Was eine widerspenstige, widerständige Sprache sein kann, die sich nicht willfährig und gefällig – leicht den gewohnten Leseerwartungen hingibt, sondern die alleine den literarischen und poetologischen Intentionen der Autorin dient, das erfuhren die doch zahlreich erschienen Besucher der Lesung von Claudia Böning am 14. Oktober. Wobei die Intentionen, welche die Autorin mit ihrem Romanprojekt, aus dem sie einzelne Teile und Abschnitte vorlas, zunächst auch nicht einfach zu erkennen waren. Erst die Diskussion über die gehörten Textteile konnte sie offenbar entschleiern.

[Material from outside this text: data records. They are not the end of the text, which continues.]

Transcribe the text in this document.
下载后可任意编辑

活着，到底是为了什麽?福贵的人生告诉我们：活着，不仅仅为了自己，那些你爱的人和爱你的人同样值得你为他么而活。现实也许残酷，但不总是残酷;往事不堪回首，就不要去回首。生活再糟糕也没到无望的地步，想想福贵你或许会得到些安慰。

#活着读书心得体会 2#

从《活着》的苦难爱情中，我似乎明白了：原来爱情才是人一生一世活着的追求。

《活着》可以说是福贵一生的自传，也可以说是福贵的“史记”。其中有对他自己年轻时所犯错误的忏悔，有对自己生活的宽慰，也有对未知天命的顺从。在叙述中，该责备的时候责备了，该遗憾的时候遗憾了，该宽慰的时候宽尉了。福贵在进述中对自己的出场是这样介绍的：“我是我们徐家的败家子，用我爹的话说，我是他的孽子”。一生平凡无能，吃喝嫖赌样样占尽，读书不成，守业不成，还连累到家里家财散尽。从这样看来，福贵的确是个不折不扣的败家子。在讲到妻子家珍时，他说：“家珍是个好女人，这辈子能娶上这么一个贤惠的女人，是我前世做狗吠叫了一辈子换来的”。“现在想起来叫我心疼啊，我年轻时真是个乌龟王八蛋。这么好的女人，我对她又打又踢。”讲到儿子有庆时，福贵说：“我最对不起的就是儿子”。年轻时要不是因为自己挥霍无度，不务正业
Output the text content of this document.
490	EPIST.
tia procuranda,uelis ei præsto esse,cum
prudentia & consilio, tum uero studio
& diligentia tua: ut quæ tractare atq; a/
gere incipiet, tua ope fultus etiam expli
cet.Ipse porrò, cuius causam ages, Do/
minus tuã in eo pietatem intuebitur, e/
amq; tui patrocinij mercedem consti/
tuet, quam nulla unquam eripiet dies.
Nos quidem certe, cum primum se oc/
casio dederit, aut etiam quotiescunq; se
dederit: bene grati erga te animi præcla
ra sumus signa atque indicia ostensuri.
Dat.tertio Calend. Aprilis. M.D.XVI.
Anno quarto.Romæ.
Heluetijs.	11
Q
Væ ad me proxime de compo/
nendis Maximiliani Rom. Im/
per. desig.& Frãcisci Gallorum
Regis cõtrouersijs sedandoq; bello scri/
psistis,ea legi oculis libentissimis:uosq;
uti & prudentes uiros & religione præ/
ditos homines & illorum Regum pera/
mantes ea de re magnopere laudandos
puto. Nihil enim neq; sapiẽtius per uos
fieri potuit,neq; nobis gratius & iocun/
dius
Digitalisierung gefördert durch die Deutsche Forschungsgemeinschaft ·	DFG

Erzählt wurden praktisch Alltagswahrnehmungen der Protagonistin mit Namen Modeste. Wahrnehmungen in einem städtischen Bus, einem Fahrstuhl, einem Wohnhaus, im Keller, in dem sie gestürzt ist, im Krankenhaus, im Flughafen. Diese Wahrnehmungen wurden allerdings gebrochen durch die Tatsache, dass es weder ein erzählendes „Ich“ noch ein „Sie“ gab, sondern ausschließlich ein „Du“. Diese merkwürdige und zunächst nicht genau bestimmbare Erzählperspektive ergaben Sätze wie Du nimmst die erste Stufe. Sie haben Dich in die Wohnung gebracht. Du hattest … usw. Dabei verwendet die Autorin kurze Sätze oder Satzfragmente wie z.B. einfach: Flucht nach draußen, wenn die Protagonistin vor einem ihr nicht geheueren Mann aus dem Bus stürzt. Manchmal reichen der Autorin auch einzelne Wörter. Dabei wechseln die Zeiten, wie die obigen Beispiele zeigen, auch das Futur I findet Verwendung: Ein Mann wird der erste sein, der zusteigt. Diese kurzen Sätze und Sprachfetzen, gelegentlich durch eine Art Schnitttechnik aneinandergereiht, wechselten ab mit genauen, detaillierten, mitunter feinfieseligen Beschreibungen des Wahrgenommenen, denen die Protagonistin oft Zeichencharakter beimaß und damit Bedeutungen, die das Wahrgenommene nicht hatte, etwa: Flugreisender-Rucksack-Terrorist.
In den regen Diskussionen über das Gehörte wurde zunächst gemutmaßt, das „Du“ bedeute eine innere Zwiesprache der Protagonistin und Erzählerin mit sich selbst. Ersetzt wurde dieser Erklärungsversuch bald durch die Erkenntnis, dass die erzählende Protagonistin sich selbst als Objekt wahrnimmt, sich von sich selbst distanziert, vielleicht distanzieren muss, um sich überhaupt über ihren Standpunkt in der Welt und in der Zeit klar werden zu können; „Ich“ kann sie daher nicht sagen. Dem entspricht die Sprache, in der erzählt wird: Wörter, Satzfragmente, dann wieder ausführliche Beschreibungen wechseln sich ohne Übergang ab.
Die Autorin hatte anfänglich berichtet, dass sie auch als Fotografin arbeitet, sie optisch höchst reizbar sei und dass ihre ersten Schreibversuche auf Papierfetzen stattfanden, die sie von ihrem Großvater erhalten habe. Daraus erkläre sich ihr Schreibstil, die Schnitte, die übergangslosen Wechsel von Ort und manchmal Zeit, ihre das Fragmentarische betonende literarische Sprache, die Erwartungen eines kontinuierlichen Fließens und Erzählens in klarer Zeitabfolge ständig unterlief.
Gedeutet wurde nach ausführlich-sachlicher Diskussion das ganze Projekt schließlich als gelungenes Experiment, die fragmentierte Wahrnehmung der unüberschaubaren Welt der Gegenwart und das sich daraus ergebende fragmentierte Bewusstsein des Subjekts sprachlich zu fassen und dem einen literarischen Rahmen zu geben. Man ist gespannt darauf, von diesem äußerst interessanten Versuch mehr und weiteres zu hören und zu erfahren.